Dutch victim of a witch trial

Margriet Herroes (died 15 October 1551) was a Dutch (Flemish) woman who became a victim of a witch trial in Borgloon in the Duchy of Limburg. Her case is notable for the extreme torture she endured without confessing to witchcraft.

==Biography==
In August 1551, the bailiff of Grathem accused Herroes of witchcraft. The trial was conducted by the drossaard (a judicial officer) of Grathem, who interrogated 421 witnesses during the proceedings. Herroes was subjected to severe torture techniques, including being bound to a ladder and placed on the rack (known as 'duivengaten'). On 6 August, she was tied to the ladder twice and tortured in the public square. However, she withstood the torture and didn't admit to being a witch. The next day, she was tortured again, but still did not speak. Severely weakened by the torture, Herroes was locked in an attic and left to her fate. A month later, she was tortured again until she collapsed unconscious. On 15 October Margriet was tortured once more.

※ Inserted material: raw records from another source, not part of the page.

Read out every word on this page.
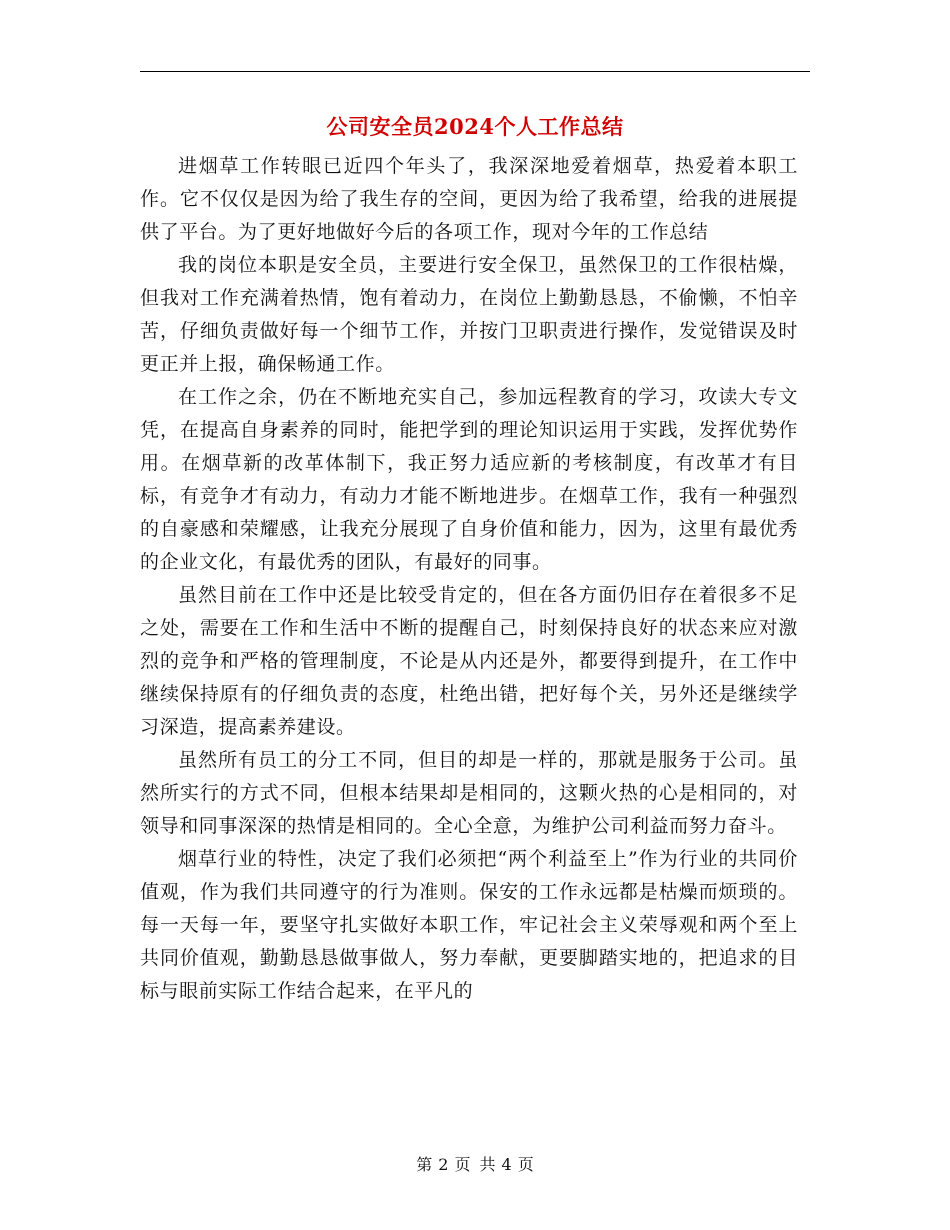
公司安全员2024个人工作总结

进烟草工作转眼已近四个年头了，我深深地爱着烟草，热爱着本职工作。它不仅仅是因为给了我生存的空间，更因为给了我希望，给我的进展提供了平台。为了更好地做好今后的各项工作，现对今年的工作总结

我的岗位本职是安全员，主要进行安全保卫，虽然保卫的工作很枯燥，但我对工作充满着热情，饱有着动力，在岗位上勤勤恳恳，不偷懒，不怕辛苦，仔细负责做好每一个细节工作，并按门卫职责进行操作，发觉错误及时更正并上报，确保畅通工作。

在工作之余，仍在不断地充实自己，参加远程教育的学习，攻读大专文凭，在提高自身素养的同时，能把学到的理论知识运用于实践，发挥优势作用。在烟草新的改革体制下，我正努力适应新的考核制度，有改革才有目标，有竞争才有动力，有动力才能不断地进步。在烟草工作，我有一种强烈的自豪感和荣耀感，让我充分展现了自身价值和能力，因为，这里有最优秀的企业文化，有最优秀的团队，有最好的同事。

虽然目前在工作中还是比较受肯定的，但在各方面仍旧存在着很多不足之处，需要在工作和生活中不断的提醒自己，时刻保持良好的状态来应对激烈的竞争和严格的管理制度，不论是从内还是外，都要得到提升，在工作中继续保持原有的仔细负责的态度，杜绝出错，把好每个关，另外还是继续学习深造，提高素养建设。

虽然所有员工的分工不同，但目的却是一样的，那就是服务于公司。虽然所实行的方式不同，但根本结果却是相同的，这颗火热的心是相同的，对领导和同事深深的热情是相同的。全心全意，为维护公司利益而努力奋斗。

烟草行业的特性，决定了我们必须把“两个利益至上”作为行业的共同价值观，作为我们共同遵守的行为准则。保安的工作永远都是枯燥而烦琐的。每一天每一年，要坚守扎实做好本职工作，牢记社会主义荣辱观和两个至上共同价值观，勤勤恳恳做事做人，努力奉献，更要脚踏实地的，把追求的目标与眼前实际工作结合起来，在平凡的

第 2 页 共 4 页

Because the ladder torture did not produce the desired result, she was made to wear sheepskin shoes. It is likely that the bound Herroes was placed near a fire, causing her legs and feet to burn inside the glowing footwear. Still, the woman said nothing. The aldermen brought her back to the attic. That night, the desperate Herroes committed suicide by cutting her throat.